Economists warn of perils in rescue of Europe's banks
Few would grudge Mario Draghi his boast last week that he and the European Central Bank (ECB) had prevented a disastrous credit crisis by showering banks with cheap loans in December.Updated: Feb 13, 2012 21:54 IST
Few would grudge Mario Draghi his boast last week that he and the European Central Bank (ECB) had prevented a disastrous credit crisis by showering banks with cheap loans in December.
But beneath the gratitude toward Draghi, the president of the central bank, lurks a fear that the easy money could simply be creating the conditions for another banking crisis several years from now.
Because of the central bank's cheap financing, some economists warn, sick banks now face less pressure to confront their problems - to clean out bad loans and other impaired assets, or even wind down operations if there is no hope of a turnaround. The ECB, they say, could inadvertently spawn a cohort of "zombie banks," burdened by nonperforming loans and assets that remain on the books.

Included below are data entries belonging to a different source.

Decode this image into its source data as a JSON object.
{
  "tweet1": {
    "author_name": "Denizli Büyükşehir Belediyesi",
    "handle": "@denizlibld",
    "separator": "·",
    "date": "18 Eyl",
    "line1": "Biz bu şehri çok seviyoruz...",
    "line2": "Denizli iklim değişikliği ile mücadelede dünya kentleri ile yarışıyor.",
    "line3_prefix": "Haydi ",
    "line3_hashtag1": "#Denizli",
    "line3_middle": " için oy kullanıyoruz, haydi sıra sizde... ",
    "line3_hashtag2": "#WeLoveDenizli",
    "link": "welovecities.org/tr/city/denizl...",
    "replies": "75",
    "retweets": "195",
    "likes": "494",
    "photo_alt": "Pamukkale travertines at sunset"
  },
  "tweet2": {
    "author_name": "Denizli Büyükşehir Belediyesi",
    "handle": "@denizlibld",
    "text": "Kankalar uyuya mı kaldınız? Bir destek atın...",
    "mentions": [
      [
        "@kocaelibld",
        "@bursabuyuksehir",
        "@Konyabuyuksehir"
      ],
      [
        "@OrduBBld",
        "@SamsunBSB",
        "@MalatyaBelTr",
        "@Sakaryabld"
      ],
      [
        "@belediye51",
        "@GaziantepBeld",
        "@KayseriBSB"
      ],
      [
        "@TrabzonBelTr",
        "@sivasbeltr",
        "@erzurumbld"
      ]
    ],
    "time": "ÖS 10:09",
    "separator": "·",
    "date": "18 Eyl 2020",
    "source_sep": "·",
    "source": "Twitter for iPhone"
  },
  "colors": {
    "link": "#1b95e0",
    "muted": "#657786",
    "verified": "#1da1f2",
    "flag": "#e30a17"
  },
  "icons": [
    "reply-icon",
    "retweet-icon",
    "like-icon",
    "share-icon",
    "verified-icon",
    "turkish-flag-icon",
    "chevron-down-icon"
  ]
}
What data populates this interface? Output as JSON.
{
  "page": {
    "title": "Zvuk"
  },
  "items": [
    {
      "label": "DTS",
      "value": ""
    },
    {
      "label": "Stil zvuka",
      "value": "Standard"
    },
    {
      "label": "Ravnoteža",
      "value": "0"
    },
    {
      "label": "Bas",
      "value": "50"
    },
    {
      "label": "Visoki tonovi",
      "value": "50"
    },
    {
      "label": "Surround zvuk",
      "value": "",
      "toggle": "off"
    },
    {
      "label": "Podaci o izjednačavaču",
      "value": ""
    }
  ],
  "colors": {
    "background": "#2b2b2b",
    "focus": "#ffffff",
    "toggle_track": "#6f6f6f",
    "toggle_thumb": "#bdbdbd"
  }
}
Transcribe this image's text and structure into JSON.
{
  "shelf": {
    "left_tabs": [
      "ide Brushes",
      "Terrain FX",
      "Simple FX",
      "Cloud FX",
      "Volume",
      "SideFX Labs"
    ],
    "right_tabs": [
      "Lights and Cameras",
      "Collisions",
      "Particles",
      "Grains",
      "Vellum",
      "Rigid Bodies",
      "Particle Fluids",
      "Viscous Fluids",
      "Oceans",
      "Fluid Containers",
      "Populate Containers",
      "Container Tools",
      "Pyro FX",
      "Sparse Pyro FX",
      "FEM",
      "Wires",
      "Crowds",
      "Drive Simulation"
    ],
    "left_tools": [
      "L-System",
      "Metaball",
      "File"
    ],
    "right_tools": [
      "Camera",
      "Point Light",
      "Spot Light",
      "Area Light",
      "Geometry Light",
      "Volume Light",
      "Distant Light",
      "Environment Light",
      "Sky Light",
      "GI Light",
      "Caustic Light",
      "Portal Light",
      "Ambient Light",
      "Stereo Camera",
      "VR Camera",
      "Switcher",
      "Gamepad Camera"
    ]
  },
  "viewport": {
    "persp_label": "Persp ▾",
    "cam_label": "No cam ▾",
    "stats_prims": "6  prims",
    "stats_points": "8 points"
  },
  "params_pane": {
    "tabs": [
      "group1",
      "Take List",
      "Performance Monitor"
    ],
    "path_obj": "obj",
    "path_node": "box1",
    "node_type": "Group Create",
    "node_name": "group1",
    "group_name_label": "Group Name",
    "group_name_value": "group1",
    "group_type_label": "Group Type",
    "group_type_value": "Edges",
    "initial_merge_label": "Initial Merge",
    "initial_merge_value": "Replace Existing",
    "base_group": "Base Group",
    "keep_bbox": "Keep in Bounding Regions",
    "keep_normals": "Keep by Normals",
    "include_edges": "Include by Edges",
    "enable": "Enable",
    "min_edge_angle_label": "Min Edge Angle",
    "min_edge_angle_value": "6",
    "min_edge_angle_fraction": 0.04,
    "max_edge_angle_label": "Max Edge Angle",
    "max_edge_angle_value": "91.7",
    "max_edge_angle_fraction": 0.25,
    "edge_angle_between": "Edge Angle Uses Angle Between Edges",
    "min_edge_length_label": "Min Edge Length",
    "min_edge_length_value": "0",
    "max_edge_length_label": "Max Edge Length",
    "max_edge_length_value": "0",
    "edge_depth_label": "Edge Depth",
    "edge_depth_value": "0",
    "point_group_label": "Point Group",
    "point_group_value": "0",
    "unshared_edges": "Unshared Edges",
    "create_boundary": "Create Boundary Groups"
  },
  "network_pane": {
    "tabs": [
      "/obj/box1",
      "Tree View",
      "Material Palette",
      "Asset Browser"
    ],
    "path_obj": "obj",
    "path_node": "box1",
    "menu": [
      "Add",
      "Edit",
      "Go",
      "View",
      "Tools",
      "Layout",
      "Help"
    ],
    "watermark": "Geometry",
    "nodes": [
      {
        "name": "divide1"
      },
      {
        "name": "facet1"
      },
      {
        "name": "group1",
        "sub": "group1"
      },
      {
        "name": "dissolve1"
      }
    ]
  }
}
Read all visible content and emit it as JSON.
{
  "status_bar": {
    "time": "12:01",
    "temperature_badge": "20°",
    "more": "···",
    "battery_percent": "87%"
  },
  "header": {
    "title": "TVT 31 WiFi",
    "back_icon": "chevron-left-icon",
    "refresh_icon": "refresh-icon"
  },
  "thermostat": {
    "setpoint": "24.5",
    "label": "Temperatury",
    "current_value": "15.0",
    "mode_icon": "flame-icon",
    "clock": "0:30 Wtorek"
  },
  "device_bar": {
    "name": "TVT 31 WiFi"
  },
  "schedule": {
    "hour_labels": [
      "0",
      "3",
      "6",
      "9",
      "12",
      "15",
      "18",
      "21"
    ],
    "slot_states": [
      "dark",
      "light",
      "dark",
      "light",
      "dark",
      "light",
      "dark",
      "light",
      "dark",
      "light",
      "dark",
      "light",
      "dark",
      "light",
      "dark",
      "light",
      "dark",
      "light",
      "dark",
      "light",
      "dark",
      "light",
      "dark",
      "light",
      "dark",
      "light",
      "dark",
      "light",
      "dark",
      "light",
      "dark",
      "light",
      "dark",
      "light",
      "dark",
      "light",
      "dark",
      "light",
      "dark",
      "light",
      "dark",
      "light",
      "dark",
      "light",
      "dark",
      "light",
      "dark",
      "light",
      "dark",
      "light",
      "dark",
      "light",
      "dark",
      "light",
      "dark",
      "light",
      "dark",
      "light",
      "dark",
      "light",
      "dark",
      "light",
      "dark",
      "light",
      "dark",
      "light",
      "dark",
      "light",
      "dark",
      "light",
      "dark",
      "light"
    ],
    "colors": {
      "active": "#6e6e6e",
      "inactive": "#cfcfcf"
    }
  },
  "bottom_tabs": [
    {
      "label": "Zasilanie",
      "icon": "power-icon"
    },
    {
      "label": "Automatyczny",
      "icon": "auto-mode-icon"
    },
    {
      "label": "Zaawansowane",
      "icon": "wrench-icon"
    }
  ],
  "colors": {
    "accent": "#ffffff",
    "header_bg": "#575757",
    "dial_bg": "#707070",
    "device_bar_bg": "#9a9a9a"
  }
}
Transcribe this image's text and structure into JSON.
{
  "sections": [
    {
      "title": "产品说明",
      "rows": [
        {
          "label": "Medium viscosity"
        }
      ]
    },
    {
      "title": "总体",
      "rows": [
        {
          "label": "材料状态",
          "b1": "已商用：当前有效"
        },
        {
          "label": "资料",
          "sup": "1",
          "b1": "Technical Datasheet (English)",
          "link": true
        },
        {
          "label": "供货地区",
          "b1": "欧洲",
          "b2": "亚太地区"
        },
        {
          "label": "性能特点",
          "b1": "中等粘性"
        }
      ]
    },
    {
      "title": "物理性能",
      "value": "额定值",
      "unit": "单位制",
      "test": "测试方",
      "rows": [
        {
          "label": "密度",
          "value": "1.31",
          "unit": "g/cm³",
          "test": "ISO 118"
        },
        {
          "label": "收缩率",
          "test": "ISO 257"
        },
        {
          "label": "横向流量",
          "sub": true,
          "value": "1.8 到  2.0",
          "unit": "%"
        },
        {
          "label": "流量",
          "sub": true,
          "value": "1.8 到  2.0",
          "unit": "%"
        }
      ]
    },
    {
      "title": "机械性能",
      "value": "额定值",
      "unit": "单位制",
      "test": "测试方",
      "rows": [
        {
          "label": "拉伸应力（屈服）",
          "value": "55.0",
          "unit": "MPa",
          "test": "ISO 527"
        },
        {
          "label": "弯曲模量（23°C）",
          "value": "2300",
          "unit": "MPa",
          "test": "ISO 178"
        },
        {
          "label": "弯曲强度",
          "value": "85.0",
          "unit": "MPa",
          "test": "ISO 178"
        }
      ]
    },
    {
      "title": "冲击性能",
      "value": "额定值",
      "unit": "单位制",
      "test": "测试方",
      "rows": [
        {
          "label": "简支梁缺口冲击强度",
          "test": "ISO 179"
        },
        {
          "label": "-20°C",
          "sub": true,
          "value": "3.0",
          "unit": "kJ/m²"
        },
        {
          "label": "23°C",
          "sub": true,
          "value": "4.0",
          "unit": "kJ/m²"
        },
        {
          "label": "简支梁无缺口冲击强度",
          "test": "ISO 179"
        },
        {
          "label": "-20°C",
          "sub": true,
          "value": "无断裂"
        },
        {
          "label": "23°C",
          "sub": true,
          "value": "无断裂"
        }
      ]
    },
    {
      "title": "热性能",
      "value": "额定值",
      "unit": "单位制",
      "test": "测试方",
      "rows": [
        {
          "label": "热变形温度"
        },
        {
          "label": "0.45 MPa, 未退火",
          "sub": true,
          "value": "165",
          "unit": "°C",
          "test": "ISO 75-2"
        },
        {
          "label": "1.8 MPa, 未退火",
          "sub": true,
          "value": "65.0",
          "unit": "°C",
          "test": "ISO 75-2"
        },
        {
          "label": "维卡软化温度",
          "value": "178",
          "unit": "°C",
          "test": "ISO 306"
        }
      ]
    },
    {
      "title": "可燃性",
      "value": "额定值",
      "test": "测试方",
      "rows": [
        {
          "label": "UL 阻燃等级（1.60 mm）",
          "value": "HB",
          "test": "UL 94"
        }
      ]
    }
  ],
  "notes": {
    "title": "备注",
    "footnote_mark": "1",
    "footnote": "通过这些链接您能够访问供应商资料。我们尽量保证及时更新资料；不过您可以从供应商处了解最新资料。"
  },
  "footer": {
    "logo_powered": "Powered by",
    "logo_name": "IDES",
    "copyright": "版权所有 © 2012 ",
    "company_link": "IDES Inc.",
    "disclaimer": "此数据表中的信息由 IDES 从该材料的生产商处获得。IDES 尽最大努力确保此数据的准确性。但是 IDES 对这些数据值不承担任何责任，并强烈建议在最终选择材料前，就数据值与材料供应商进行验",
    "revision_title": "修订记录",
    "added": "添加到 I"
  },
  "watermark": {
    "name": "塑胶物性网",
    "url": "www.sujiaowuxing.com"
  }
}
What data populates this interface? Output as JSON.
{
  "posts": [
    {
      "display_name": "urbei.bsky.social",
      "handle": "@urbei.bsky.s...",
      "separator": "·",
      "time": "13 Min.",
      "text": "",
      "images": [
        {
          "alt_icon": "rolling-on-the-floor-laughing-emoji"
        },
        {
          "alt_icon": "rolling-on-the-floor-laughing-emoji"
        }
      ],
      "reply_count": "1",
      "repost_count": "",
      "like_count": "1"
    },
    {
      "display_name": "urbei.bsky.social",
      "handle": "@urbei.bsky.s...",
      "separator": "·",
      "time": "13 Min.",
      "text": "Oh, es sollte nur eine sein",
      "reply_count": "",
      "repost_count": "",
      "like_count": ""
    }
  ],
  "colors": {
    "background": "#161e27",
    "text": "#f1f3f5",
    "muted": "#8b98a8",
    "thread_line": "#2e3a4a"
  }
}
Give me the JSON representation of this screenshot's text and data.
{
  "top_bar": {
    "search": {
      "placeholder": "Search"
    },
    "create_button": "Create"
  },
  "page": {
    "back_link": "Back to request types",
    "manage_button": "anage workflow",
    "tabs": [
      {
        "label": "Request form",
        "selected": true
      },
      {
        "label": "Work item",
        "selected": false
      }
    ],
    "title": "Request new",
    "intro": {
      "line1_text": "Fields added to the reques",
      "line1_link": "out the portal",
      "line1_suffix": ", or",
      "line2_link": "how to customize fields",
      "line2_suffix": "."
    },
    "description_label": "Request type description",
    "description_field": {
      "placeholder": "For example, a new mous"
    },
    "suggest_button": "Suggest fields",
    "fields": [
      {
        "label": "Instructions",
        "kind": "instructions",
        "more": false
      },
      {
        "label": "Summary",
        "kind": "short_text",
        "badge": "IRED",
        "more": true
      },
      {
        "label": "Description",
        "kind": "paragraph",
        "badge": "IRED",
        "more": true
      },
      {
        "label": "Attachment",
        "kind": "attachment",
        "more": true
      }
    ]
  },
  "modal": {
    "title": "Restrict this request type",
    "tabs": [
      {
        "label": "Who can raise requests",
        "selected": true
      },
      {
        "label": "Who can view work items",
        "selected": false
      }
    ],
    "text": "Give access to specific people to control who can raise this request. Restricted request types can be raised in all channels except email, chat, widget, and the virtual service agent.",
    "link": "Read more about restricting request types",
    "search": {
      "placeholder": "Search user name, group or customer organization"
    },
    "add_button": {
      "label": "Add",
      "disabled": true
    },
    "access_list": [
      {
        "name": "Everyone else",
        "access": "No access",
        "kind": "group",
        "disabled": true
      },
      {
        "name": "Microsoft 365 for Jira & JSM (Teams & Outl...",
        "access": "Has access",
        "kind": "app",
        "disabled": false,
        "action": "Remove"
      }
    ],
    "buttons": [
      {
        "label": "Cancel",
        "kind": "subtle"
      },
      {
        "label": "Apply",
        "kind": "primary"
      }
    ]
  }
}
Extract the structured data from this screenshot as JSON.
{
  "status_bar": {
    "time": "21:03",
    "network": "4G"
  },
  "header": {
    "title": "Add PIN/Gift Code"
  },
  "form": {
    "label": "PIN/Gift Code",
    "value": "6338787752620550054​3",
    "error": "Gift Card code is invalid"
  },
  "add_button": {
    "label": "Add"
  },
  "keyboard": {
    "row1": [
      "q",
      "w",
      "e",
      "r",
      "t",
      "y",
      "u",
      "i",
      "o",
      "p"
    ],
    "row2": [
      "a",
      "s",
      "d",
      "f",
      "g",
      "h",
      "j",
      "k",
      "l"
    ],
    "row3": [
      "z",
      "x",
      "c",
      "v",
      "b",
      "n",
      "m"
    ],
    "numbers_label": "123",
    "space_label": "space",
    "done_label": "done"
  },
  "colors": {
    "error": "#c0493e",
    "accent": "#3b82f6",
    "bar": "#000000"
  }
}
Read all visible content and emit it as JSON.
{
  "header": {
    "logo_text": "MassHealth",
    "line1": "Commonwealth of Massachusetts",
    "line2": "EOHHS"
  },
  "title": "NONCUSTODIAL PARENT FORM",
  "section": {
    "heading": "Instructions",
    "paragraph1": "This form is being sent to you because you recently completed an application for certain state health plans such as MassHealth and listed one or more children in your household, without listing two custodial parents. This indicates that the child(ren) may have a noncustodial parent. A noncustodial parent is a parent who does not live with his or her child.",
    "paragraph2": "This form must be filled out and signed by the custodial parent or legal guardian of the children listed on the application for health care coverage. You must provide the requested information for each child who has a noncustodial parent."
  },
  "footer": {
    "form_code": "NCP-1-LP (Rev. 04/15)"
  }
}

"It's a huge bet," said Charles Wyplosz, a professor of economics at the Graduate Institute in Geneva. "If the crisis ends up well, the ECB will have pulled off a miracle. If things go wrong, then commercial banks will be in a much worse situation than they were before."
Professor Wyplosz said the central bank might be making the banking system more fragile by encouraging institutions to load up on risky assets, especially government bonds from troubled euro zone countries like Spain or Italy. Banks can use those assets as collateral for more loans from the central bank.